Microsoft, Stubbornly Disobedient

Microsoft has a long record of abuses of its corner position in Europe, that the European Commission authorities have tried to correct. Yesterday, the Commission announced that it has imposed a fine of 561 million euros on the U.S. informatics company because it had not kept its promise of installing on its Windows operating system a screen with options that permitted downloading a browser other than Explorer, which Microsoft owns. The penalized company claims that it was a technical error, but it is difficult to believe that it would have produced an oversight in the fulfillment of a promise so important to the European authorities.

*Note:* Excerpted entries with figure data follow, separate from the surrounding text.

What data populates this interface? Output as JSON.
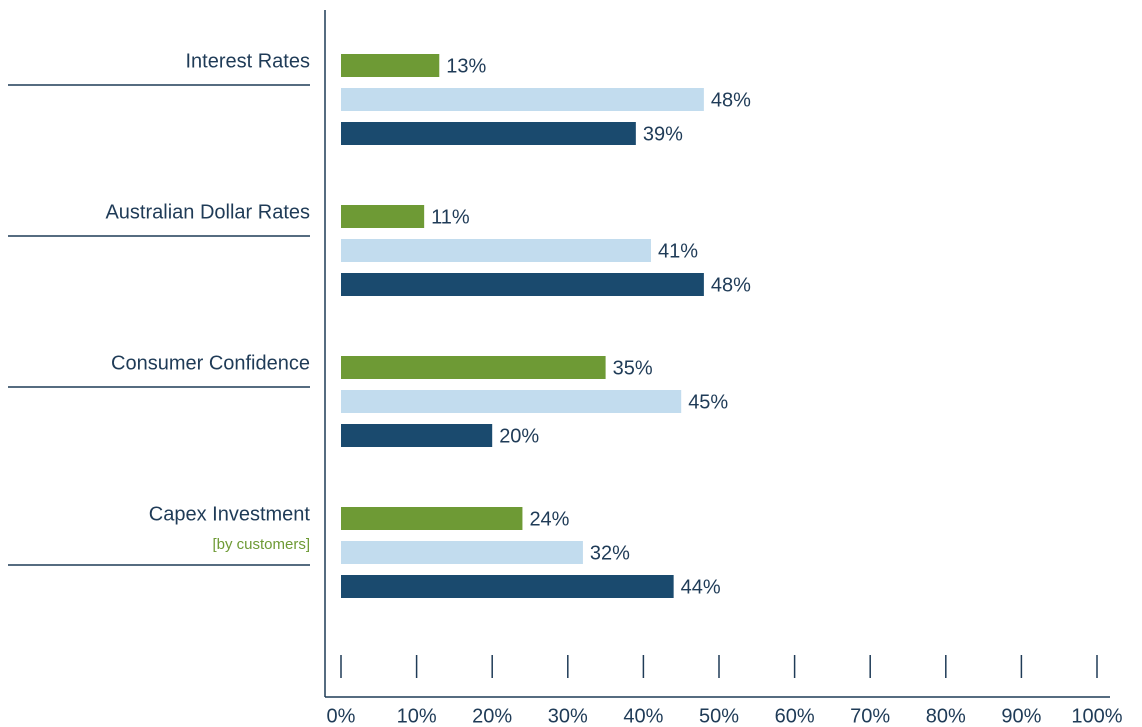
{
  "chart_data": {
    "type": "bar",
    "orientation": "horizontal",
    "categories": [
      "Interest Rates",
      "Australian Dollar Rates",
      "Consumer Confidence",
      "Capex Investment"
    ],
    "category_subtitles": [
      null,
      null,
      null,
      "[by customers]"
    ],
    "series": [
      {
        "color": "#6e9a35",
        "values": [
          13,
          11,
          35,
          24
        ],
        "value_labels": [
          "13%",
          "11%",
          "35%",
          "24%"
        ]
      },
      {
        "color": "#c2dcee",
        "values": [
          48,
          41,
          45,
          32
        ],
        "value_labels": [
          "48%",
          "41%",
          "45%",
          "32%"
        ]
      },
      {
        "color": "#1a4a6e",
        "values": [
          39,
          48,
          20,
          44
        ],
        "value_labels": [
          "39%",
          "48%",
          "20%",
          "44%"
        ]
      }
    ],
    "xlim": [
      0,
      100
    ],
    "xticks": [
      {
        "value": 0,
        "label": "0%"
      },
      {
        "value": 10,
        "label": "10%"
      },
      {
        "value": 20,
        "label": "20%"
      },
      {
        "value": 30,
        "label": "30%"
      },
      {
        "value": 40,
        "label": "40%"
      },
      {
        "value": 50,
        "label": "50%"
      },
      {
        "value": 60,
        "label": "60%"
      },
      {
        "value": 70,
        "label": "70%"
      },
      {
        "value": 80,
        "label": "80%"
      },
      {
        "value": 90,
        "label": "90%"
      },
      {
        "value": 100,
        "label": "100%"
      }
    ]
  }
}
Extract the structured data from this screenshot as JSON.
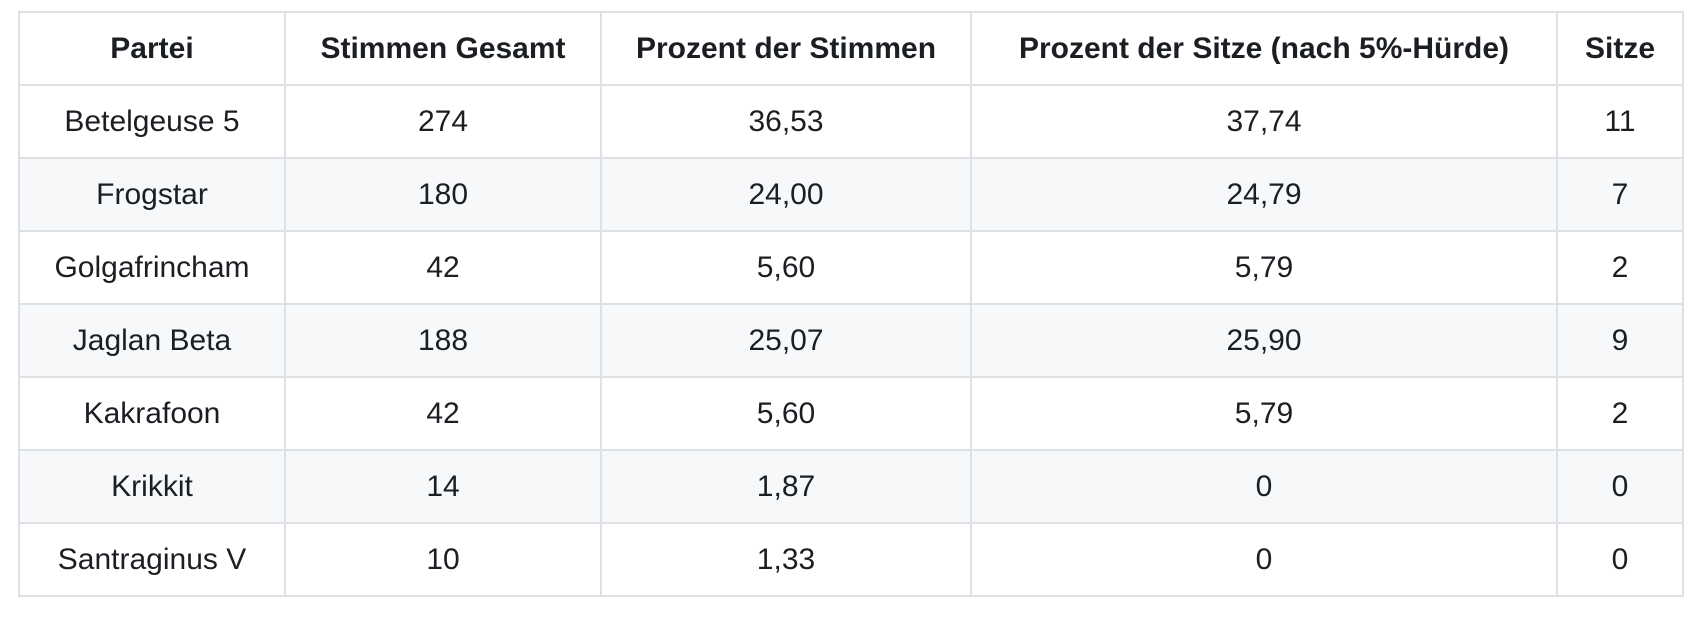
{
  "colors": {
    "background": "#ffffff",
    "text": "#1b1f23",
    "border": "#dde1e6",
    "stripe_row_bg": "#f6f8fa"
  },
  "table": {
    "columns": [
      "Partei",
      "Stimmen Gesamt",
      "Prozent der Stimmen",
      "Prozent der Sitze (nach 5%-Hürde)",
      "Sitze"
    ],
    "rows": [
      [
        "Betelgeuse 5",
        "274",
        "36,53",
        "37,74",
        "11"
      ],
      [
        "Frogstar",
        "180",
        "24,00",
        "24,79",
        "7"
      ],
      [
        "Golgafrincham",
        "42",
        "5,60",
        "5,79",
        "2"
      ],
      [
        "Jaglan Beta",
        "188",
        "25,07",
        "25,90",
        "9"
      ],
      [
        "Kakrafoon",
        "42",
        "5,60",
        "5,79",
        "2"
      ],
      [
        "Krikkit",
        "14",
        "1,87",
        "0",
        "0"
      ],
      [
        "Santraginus V",
        "10",
        "1,33",
        "0",
        "0"
      ]
    ]
  }
}
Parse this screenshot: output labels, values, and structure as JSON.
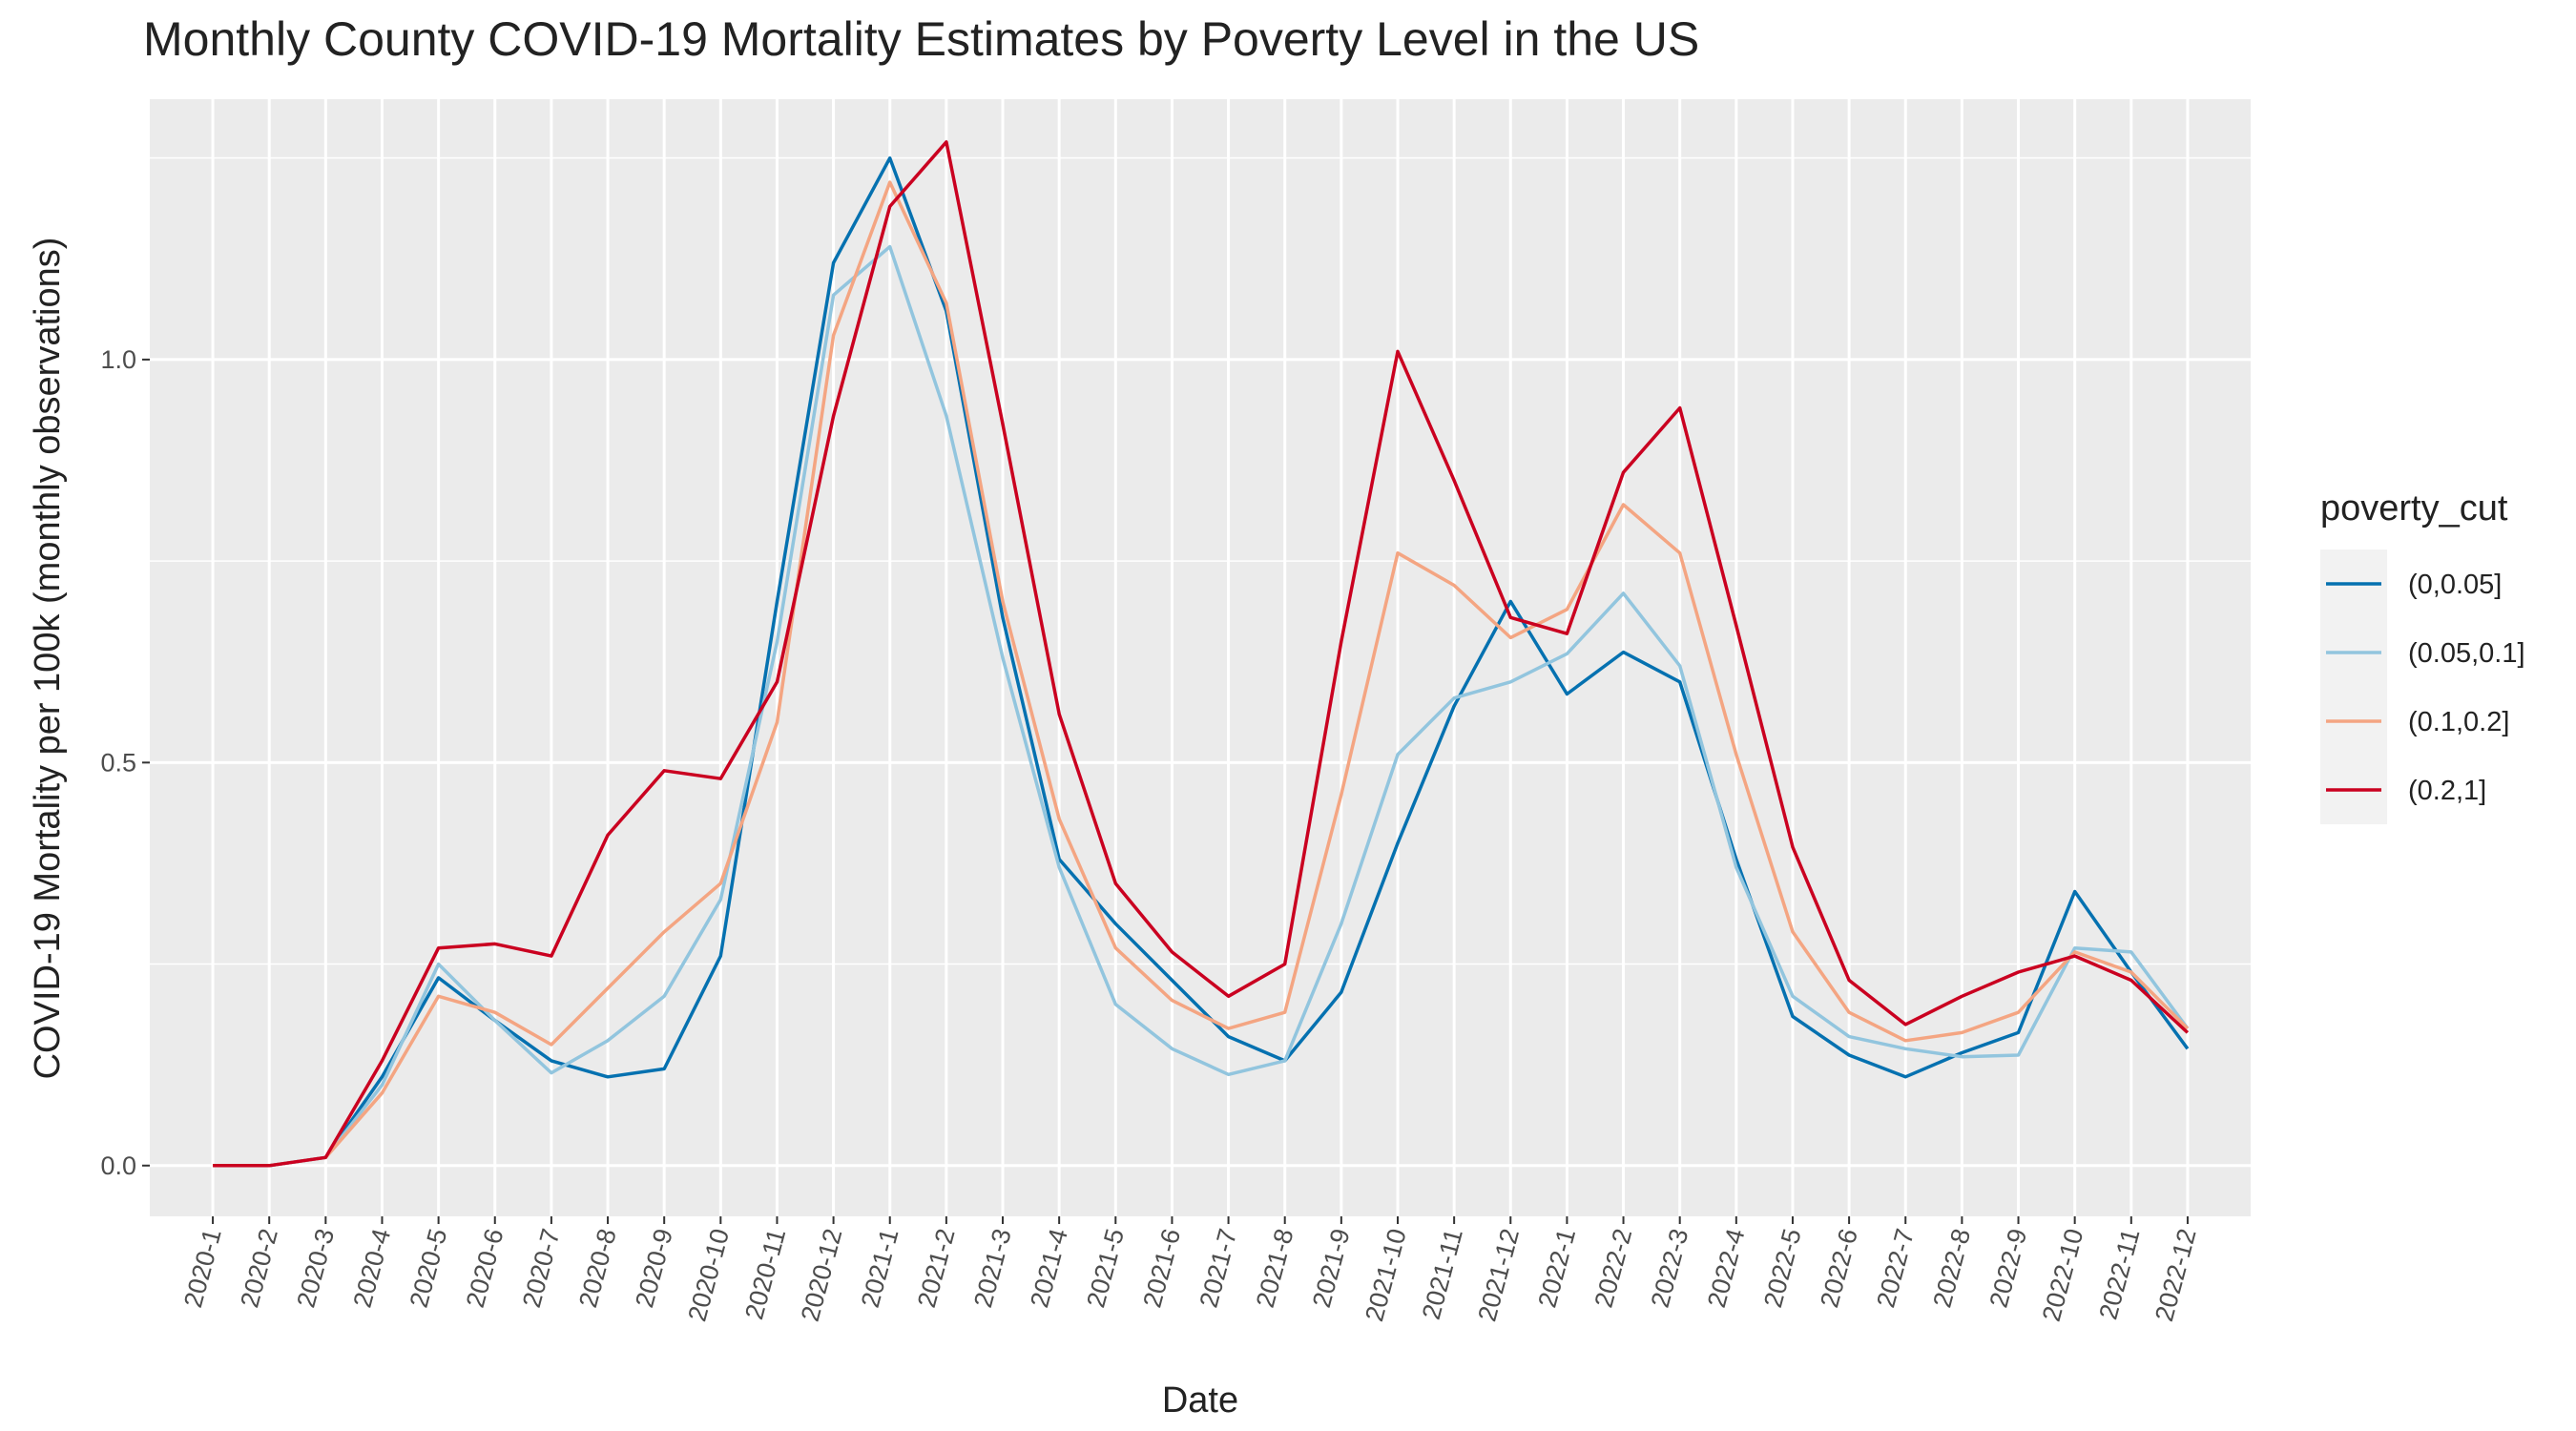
{
  "chart_data": {
    "type": "line",
    "title": "Monthly County COVID-19 Mortality Estimates by Poverty Level in the US",
    "x_label": "Date",
    "y_label": "COVID-19 Mortality per 100k (monthly observations)",
    "legend_title": "poverty_cut",
    "legend_position": "right",
    "grid": true,
    "categories": [
      "2020-1",
      "2020-2",
      "2020-3",
      "2020-4",
      "2020-5",
      "2020-6",
      "2020-7",
      "2020-8",
      "2020-9",
      "2020-10",
      "2020-11",
      "2020-12",
      "2021-1",
      "2021-2",
      "2021-3",
      "2021-4",
      "2021-5",
      "2021-6",
      "2021-7",
      "2021-8",
      "2021-9",
      "2021-10",
      "2021-11",
      "2021-12",
      "2022-1",
      "2022-2",
      "2022-3",
      "2022-4",
      "2022-5",
      "2022-6",
      "2022-7",
      "2022-8",
      "2022-9",
      "2022-10",
      "2022-11",
      "2022-12"
    ],
    "ylim": [
      -0.063,
      1.323
    ],
    "yticks": [
      {
        "value": 0,
        "label": "0.0"
      },
      0.5,
      {
        "value": 1,
        "label": "1.0"
      }
    ],
    "minor_yticks": [
      0.25,
      0.75,
      1.25
    ],
    "series": [
      {
        "name": "(0,0.05]",
        "color": "#0571b0",
        "values": [
          0,
          0,
          0.01,
          0.11,
          0.233,
          0.18,
          0.13,
          0.11,
          0.12,
          0.26,
          0.7,
          1.12,
          1.25,
          1.06,
          0.68,
          0.38,
          0.3,
          0.23,
          0.16,
          0.13,
          0.215,
          0.4,
          0.57,
          0.7,
          0.585,
          0.637,
          0.6,
          0.38,
          0.185,
          0.137,
          0.11,
          0.14,
          0.165,
          0.34,
          0.24,
          0.145
        ]
      },
      {
        "name": "(0.05,0.1]",
        "color": "#92c5de",
        "values": [
          0,
          0,
          0.01,
          0.1,
          0.25,
          0.18,
          0.115,
          0.155,
          0.21,
          0.33,
          0.65,
          1.08,
          1.14,
          0.93,
          0.63,
          0.37,
          0.2,
          0.145,
          0.113,
          0.13,
          0.3,
          0.51,
          0.58,
          0.6,
          0.635,
          0.71,
          0.62,
          0.37,
          0.21,
          0.16,
          0.145,
          0.135,
          0.137,
          0.27,
          0.265,
          0.17
        ]
      },
      {
        "name": "(0.1,0.2]",
        "color": "#f4a582",
        "values": [
          0,
          0,
          0.01,
          0.09,
          0.21,
          0.19,
          0.15,
          0.22,
          0.29,
          0.35,
          0.55,
          1.03,
          1.22,
          1.07,
          0.7,
          0.43,
          0.27,
          0.205,
          0.17,
          0.19,
          0.46,
          0.76,
          0.72,
          0.655,
          0.69,
          0.82,
          0.76,
          0.51,
          0.29,
          0.19,
          0.155,
          0.165,
          0.19,
          0.265,
          0.24,
          0.17
        ]
      },
      {
        "name": "(0.2,1]",
        "color": "#ca0020",
        "values": [
          0,
          0,
          0.01,
          0.13,
          0.27,
          0.275,
          0.26,
          0.41,
          0.49,
          0.48,
          0.6,
          0.93,
          1.19,
          1.27,
          0.92,
          0.56,
          0.35,
          0.265,
          0.21,
          0.25,
          0.65,
          1.01,
          0.85,
          0.68,
          0.66,
          0.86,
          0.94,
          0.67,
          0.395,
          0.23,
          0.175,
          0.21,
          0.24,
          0.26,
          0.23,
          0.165
        ]
      }
    ]
  }
}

That’s because, with this latest fine, Microsoft accumulates four serious sanctions, for a total amount of 2.2 billion. We are facing a case of stubborn disobedience that does not line up with the strict market competition requirements that apply in the United States. One of the explanations of such persistent behavior — damaging also for its image among European consumers — is that the payment of sanctions is inferior to the benefits derived from the exercise of a semi-monopoly. It is not a rare case; it can be observed in other markets with a chronic deficit of competition in continental Europe, such as fuel or electricity. Legislation is short on the calculation of the fine, and there are also difficulties in collecting it, and that’s why the sanctions have become a mere formality.

It should not be dismissed that Microsoft wants to sustain a pulse with the Commission because it considers that, in the long run, it can gain a sufficient number of clients to mimic the effects of a screen with options for downloading other browsers. The question today, after four sanctions, is if the Commission will prepare measures more dissuasive than fines.